For points, I use altitude references to both ground and absolute altitude depending on the use. Sometimes I need both. For differentiation, I use white color for measurement points referenced to absolute altitude, and green color for measurement points referenced to ground. For the Out and Back downrange turnpoint I make 2 placemarks. One with absolute altitude and one referenced to ground.

For lines, I use the measure tool. You could also use the “path tool”, but using the line option in the measure tool also creates a path with the added ability to see the distance as you drag or click on a previously created point to zoom to it.

The FAI 400 Meter radius circle is a bit different than the larger size cylinder because the outgoing and incoming tracks don’t need to intersect the circle diameter when adhering to the 400 meter cylinder, so I’ll simply do some trial and error drawing out 400-meter circles to fit the tracks in a way that maximizes the leg lengths. I first put down a placemark to mark the center for reference.

Once the circles are created, I’ll draw a course line from the turnpoint to the center of the circle (or circles). Save this path but will delete later. Then place a reference point where line intersects the circle circumference, then create a path from that point to the circle center (color it white) and another line from the circumference point to the turnpoint, then delete the course line to leave the 2 colinear lines. The total out and back flight distance is the leg distance x2.

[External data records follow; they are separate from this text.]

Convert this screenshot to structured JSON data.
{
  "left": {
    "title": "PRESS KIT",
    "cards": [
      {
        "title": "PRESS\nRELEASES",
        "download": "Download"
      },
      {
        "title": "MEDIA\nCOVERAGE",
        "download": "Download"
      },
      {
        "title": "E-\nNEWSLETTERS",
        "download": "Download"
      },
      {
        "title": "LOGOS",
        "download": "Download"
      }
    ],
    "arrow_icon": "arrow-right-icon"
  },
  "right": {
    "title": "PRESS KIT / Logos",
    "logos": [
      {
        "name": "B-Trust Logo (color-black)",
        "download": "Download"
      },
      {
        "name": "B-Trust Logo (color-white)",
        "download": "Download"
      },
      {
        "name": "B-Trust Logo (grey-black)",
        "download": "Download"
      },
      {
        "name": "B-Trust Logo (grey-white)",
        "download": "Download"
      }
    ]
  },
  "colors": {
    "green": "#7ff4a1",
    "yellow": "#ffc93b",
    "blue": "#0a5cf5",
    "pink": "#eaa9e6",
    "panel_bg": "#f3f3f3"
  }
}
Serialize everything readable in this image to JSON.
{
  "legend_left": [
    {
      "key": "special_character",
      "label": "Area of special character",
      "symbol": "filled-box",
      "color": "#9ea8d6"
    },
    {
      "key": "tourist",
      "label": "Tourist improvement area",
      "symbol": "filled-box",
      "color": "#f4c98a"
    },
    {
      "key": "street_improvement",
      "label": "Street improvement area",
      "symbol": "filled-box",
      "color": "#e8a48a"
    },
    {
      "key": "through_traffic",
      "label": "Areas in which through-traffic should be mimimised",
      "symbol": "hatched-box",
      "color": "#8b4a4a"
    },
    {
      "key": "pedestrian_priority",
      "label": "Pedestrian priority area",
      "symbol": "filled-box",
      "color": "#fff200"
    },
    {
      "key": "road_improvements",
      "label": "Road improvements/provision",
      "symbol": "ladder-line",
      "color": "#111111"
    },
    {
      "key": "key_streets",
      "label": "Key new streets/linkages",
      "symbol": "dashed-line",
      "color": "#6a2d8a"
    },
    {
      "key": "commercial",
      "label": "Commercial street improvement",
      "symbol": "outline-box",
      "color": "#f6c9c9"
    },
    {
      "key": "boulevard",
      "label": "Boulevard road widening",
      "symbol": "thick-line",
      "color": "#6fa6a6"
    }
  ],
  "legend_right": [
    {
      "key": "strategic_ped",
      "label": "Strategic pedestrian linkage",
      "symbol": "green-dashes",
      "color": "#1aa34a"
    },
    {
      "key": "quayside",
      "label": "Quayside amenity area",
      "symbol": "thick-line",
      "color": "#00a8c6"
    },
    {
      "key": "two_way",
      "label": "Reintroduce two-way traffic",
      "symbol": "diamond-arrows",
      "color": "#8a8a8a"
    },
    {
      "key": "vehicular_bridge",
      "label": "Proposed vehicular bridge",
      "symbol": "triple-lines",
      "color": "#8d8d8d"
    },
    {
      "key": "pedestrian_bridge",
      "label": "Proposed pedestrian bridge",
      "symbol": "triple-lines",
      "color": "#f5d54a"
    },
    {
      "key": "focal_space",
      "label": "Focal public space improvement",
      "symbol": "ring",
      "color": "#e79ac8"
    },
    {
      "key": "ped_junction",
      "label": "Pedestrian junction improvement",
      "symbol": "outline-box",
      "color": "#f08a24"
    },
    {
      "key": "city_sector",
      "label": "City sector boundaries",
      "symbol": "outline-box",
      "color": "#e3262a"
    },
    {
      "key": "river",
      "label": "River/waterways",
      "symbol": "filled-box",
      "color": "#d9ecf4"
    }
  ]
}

Diameter Cylinders: I’ll create a 2-point path (straight line) with the measure tool such that the two end points touch the ground tracks. Save the path. Then calculate half the length and create a circle with the measure tool using one end of the path as the circle center and drag out the circle radius to equal ½ of the diameter length of the previously created straight-line path. You can zoom in for resolution accuracy. You need to save the circle but will delete it later, so accept the default name. The newly created circle will bisect the previously created line segment (path) in half. The intersection point is then used as the center of the cylinder circle of the same radius. I’ll then delete the 1st construction circle but first I put down a placemark at the 2nd circle center so I can reference the center.